To convert 110111010101 to decimal, we expand it using powers of two. The bit pattern corresponds to 2^11 + 2^10 + 2^8 + 2^7 + 2^6 + 2^4 + 2^2 + 2^0. This sum is 2048 + 1024 + 256 + 128 + 64 + 16 + 4 + 1 = 3541. Therefore, the decimal equivalent of 110111010101₂ is 3541.

Option A:
Option A, 3521, is smaller than the correct sum. If we re-evaluate the place values, the powers of two do not add up to 3521. This number reflects a slightly different pattern of bits than the one given, so it cannot be correct.

Option B:
Option B, 3540, is just one less than the actual decimal value. A correct conversion must match the exact weighted sum of all set bits. Since the correct expansion yields 3541, this near value is not acceptable.

Option C:
Option C, 3451, changes the hundreds digit significantly. This would require a very different combination of powers of two. Because the given bit pattern clearly sums to 3541, 3451 is inconsistent with the binary representation.

Option D:
Option D, 3541, exactly matches the value obtained from summing the weights of all ones. Both manual calculation and calculator verification confirm this result. Hence, this option correctly represents the decimal value of the given binary number.

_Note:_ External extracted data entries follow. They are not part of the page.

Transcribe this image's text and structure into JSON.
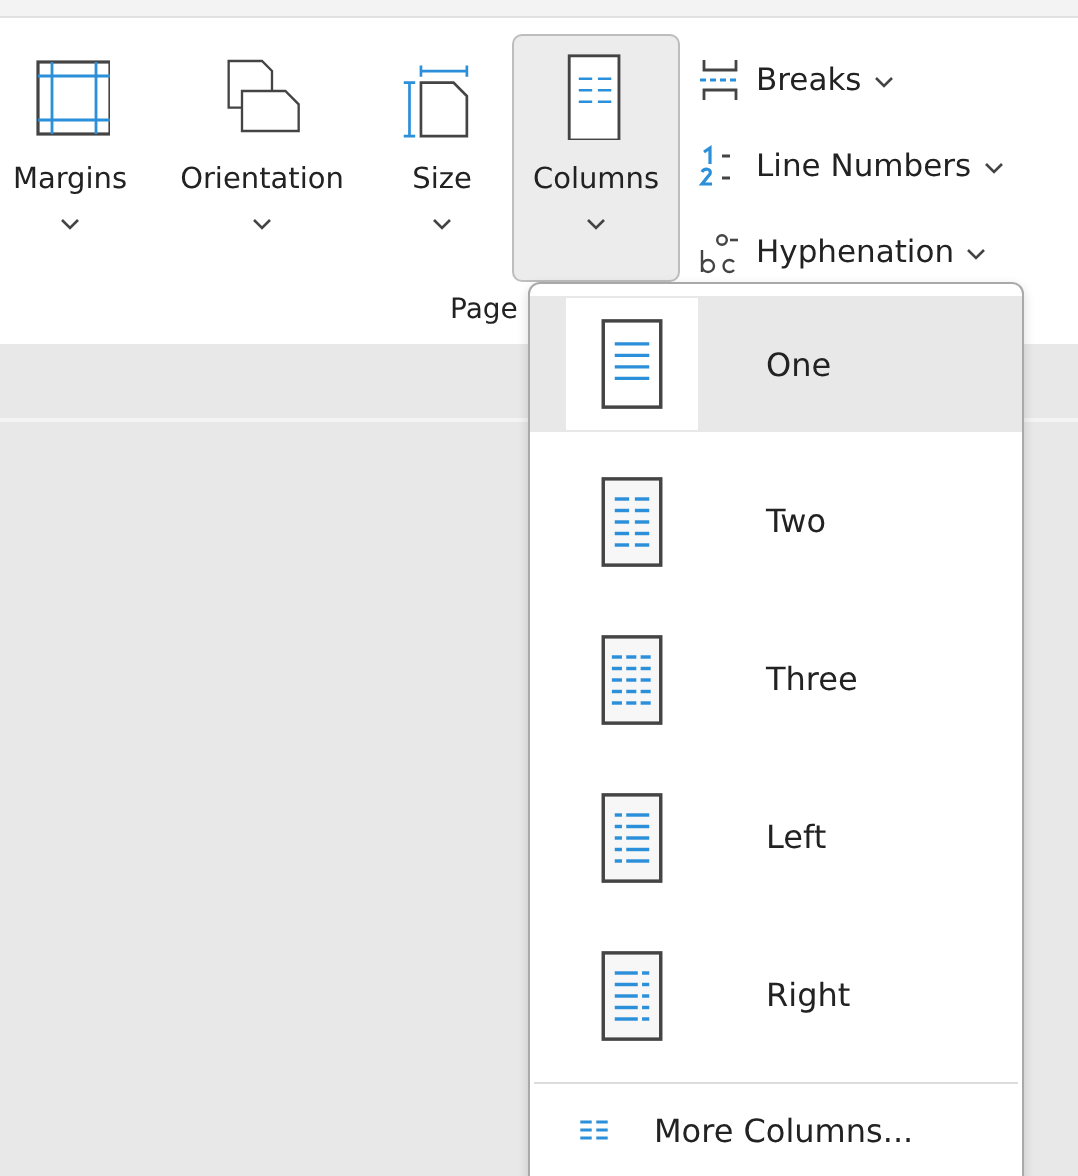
{
  "ribbon": {
    "buttons": [
      {
        "kind": "margins",
        "label": "Margins",
        "pressed": false
      },
      {
        "kind": "orientation",
        "label": "Orientation",
        "pressed": false
      },
      {
        "kind": "size",
        "label": "Size",
        "pressed": false
      },
      {
        "kind": "columns",
        "label": "Columns",
        "pressed": true
      }
    ],
    "small_buttons": [
      {
        "kind": "breaks",
        "label": "Breaks"
      },
      {
        "kind": "line_numbers",
        "label": "Line Numbers"
      },
      {
        "kind": "hyphenation",
        "label": "Hyphenation"
      }
    ],
    "group_label": "Page"
  },
  "columns_menu": {
    "items": [
      {
        "kind": "one",
        "label": "One",
        "selected": true
      },
      {
        "kind": "two",
        "label": "Two",
        "selected": false
      },
      {
        "kind": "three",
        "label": "Three",
        "selected": false
      },
      {
        "kind": "left",
        "label": "Left",
        "selected": false
      },
      {
        "kind": "right",
        "label": "Right",
        "selected": false
      }
    ],
    "more": "More Columns..."
  }
}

To convert 1111100111₂ to decimal, we sum the powers of two corresponding to each 1 bit. The pattern represents 2^9 + 2^8 + 2^7 + 2^6 + 2^5 + 2^2 + 2^1 + 2^0. This gives 512 + 256 + 128 + 64 + 32 + 4 + 2 + 1 = 999. Therefore, the decimal value of 1111100111₂ is 999.

Option A:
Option A, 995, is slightly smaller than the correct sum. If we recompute the place values, the total clearly comes to 999, not 995. Hence, this option does not preserve the exact equality required for base conversion.

Option B:
Option B, 997, is also close but still not equal to 999. A correct binary-to-decimal conversion must yield an exact match. Because the powers of two add up precisely to 999, 997 is not the correct result.

Option C:
Option C, 999, coincides exactly with the sum of all relevant powers of two. Both manual expansion and calculator verification confirm this equality. Thus, it is the correct decimal equivalent of the given binary number.

Option D:
Option D, 1001, exceeds the correct value by 2. It would correspond to a different combination of bits in the binary representation. Therefore, 1001 is not consistent with the pattern 1111100111₂.